Part of the device is a key to a room hidden in the ceiling of the manor’s chapel where Victor’s ancestor, Wilhelm Frankenstein, left clues to a portal into the spirit world.
Victor enters the spirit realm for the first time and immediately finds his brother’s ghost. Victor swears he will find a way to raise Konrad from the dead. Konrad warns of an unknown danger lurking beneath the chateau and of a fog prowling at the windows seeking entry into the house. Elizabeth and Henry soon join Victor in his frequent visits to Konrad’s world. Elizabeth is optimistic about being reunited with her intended when he’s returned to life.
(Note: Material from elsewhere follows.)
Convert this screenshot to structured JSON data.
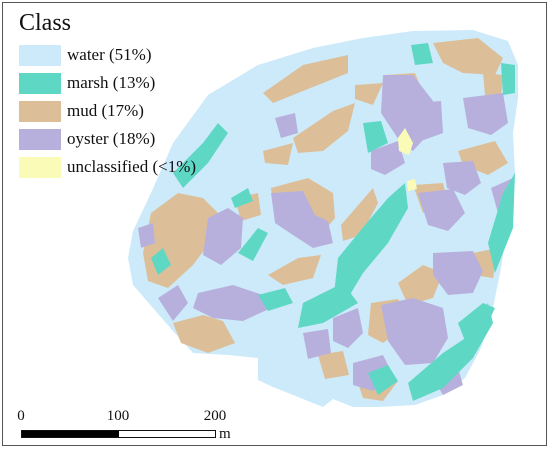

In the real world, Victor’s father has discovered a honeycomb of prehistoric caves beneath the chateau and invited archeologists to study them. The walls are covered with pictures annotated by a language no one has ever seen. One of the spirit world’s black butterflies has returned with Victor and it enables him to read the ancient words: they tell how to raise a person from the dead.
Victor, Elizabeth, and Henry visit Konrad in the spirit world and begin to plan how to unite the two worlds, the action careening back and forth between the real world and the spirit world.
The author deftly sets the scene for his next book in the final pages. In Shelley’s book, first published anonymously in London in 1818, Victor attends a German university where he learns of galvanism, the newly discovered method of using electricity to reanimate the dead. Even though the astute reader can guess what will happen in the final book of the trilogy, reading about the imagined origins of the enduring story of Frankenstein and his monster is an adventure to anticipate.
Mr. Oppel is an expert storyteller and an outstanding world builder. Such Wicked Intent is sinister, creepy, even horrific. At the same time it is highly appealing, humanistic, and thought provoking:
Just how far will someone go to see a beloved person live again?